Mortgage payments are rising, but there are ways to mitigate the worst of the effects, says Ruth Jackson Kirby, including getting a “green mortgage”.
Homeowners, spoilt by years of rock-bottom interest rates, are suddenly having to grapple with dearer money. The Bank of England’s base rate has risen from 0.1% last December to 1.25% today, propelling mortgage rates upwards. At the end of 2021 the average rate for a two-year fixed mortgage was 1.4%; that same mortgage now costs 3.74%, according to comparison site Moneyfacts. On a £200,000 mortgage that is a difference of £236 a month.
“Average mortgage rates are the highest we’ve seen since 2013,” Sarah Coles from Hargreaves Lansdown told The Telegraph. “An awful lot of people are going to find themselves having to stretch their money further.”
Should you get a “green mortgage”?
One way to avoid high interest rates is to get a green mortgage. Though this was once a niche product, the number of green mortgages on the market rose by 18% in the six months to April, says financial data provider Defaqto.
Green mortgages are intended to reward people for having an energy-efficient home. You prove to the lender that your home has an energy-performance certificate (EPC) rating of A or B and you either get cashback or a better interest rate on your mortgage.

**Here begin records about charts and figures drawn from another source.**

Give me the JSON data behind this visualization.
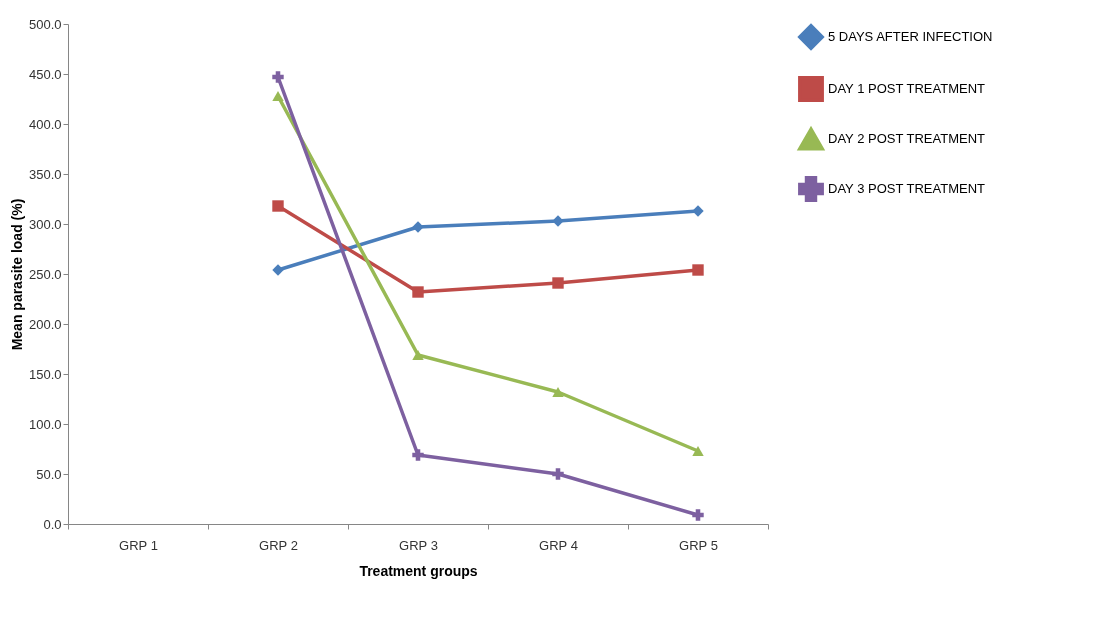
{
  "chart_data": {
    "type": "line",
    "xlabel": "Treatment groups",
    "ylabel": "Mean parasite load (%)",
    "categories": [
      "GRP 1",
      "GRP 2",
      "GRP 3",
      "GRP 4",
      "GRP 5"
    ],
    "series": [
      {
        "name": "5 DAYS AFTER INFECTION",
        "color": "#4a7ebb",
        "marker": "diamond",
        "values": [
          null,
          254,
          297,
          303,
          313
        ]
      },
      {
        "name": "DAY 1 POST TREATMENT",
        "color": "#be4b48",
        "marker": "square",
        "values": [
          null,
          318,
          232,
          241,
          254
        ]
      },
      {
        "name": "DAY 2 POST TREATMENT",
        "color": "#98b954",
        "marker": "triangle",
        "values": [
          null,
          428,
          169,
          132,
          73
        ]
      },
      {
        "name": "DAY 3 POST TREATMENT",
        "color": "#7d60a0",
        "marker": "cross",
        "values": [
          null,
          447,
          69,
          50,
          9
        ]
      }
    ],
    "ylim": [
      0,
      500
    ],
    "yticks": [
      {
        "value": 0,
        "label": "0.0"
      },
      {
        "value": 50,
        "label": "50.0"
      },
      {
        "value": 100,
        "label": "100.0"
      },
      {
        "value": 150,
        "label": "150.0"
      },
      {
        "value": 200,
        "label": "200.0"
      },
      {
        "value": 250,
        "label": "250.0"
      },
      {
        "value": 300,
        "label": "300.0"
      },
      {
        "value": 350,
        "label": "350.0"
      },
      {
        "value": 400,
        "label": "400.0"
      },
      {
        "value": 450,
        "label": "450.0"
      },
      {
        "value": 500,
        "label": "500.0"
      }
    ],
    "grid": false,
    "legend": "right",
    "line_style": "solid"
  }
}
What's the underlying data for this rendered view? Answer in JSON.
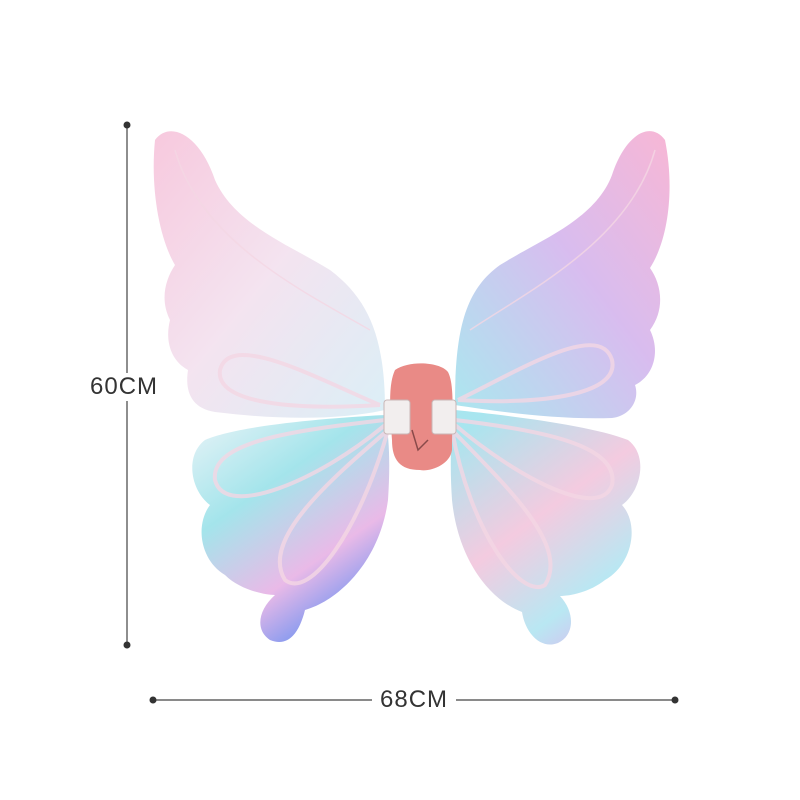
{
  "product": {
    "subject": "butterfly-wings",
    "height_label": "60CM",
    "width_label": "68CM"
  },
  "colors": {
    "dimension_line": "#444444",
    "pink": "#f6b8d8",
    "cyan": "#8fe0ea",
    "lavender": "#c9b6f0",
    "center_piece": "#e98a86"
  }
}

The potential for big savings has caused a surge in interest in green mortgages. Research by financial advisers Twenty7Tec has found that online searches for eco-loans have quadrupled since last year.
But don’t assume a green mortgage is going to give you the best deal on the market. While interest rates tend to be lower than average you can still beat the rate if you look at the mortgage best buys.
For example, Virgin Money’s Greener Mortgage offers a two-year fixed rate of 3.1%. On a £200,000 mortgage this would save £828 a year, and there is also £300 cashback on offer.
Virgin Money’s Greener Mortgage is competitive but there are cheaper deals. Progressive Building Society has a two-year fee-free fix at 2.84%.
Other ways to save
There are other ways you can temper the rate shock. Overpaying your mortgage while you are still on a low rate can make sense – lowering your loan-to-value (LTV) ratio could move you into a lower LTV bracket, allowing you to receive lower rates.
Most mortgage lenders will let you overpay by up to 10% a year, but check. Get it wrong and you could trigger an early repayment charge that wipes out any benefit of overpaying.
You could also extend your mortgage term. While you could end up repaying for five years longer than planned, this decreases your monthly payment. Moreover, you can always reduce your mortgage term again when interest rates fall.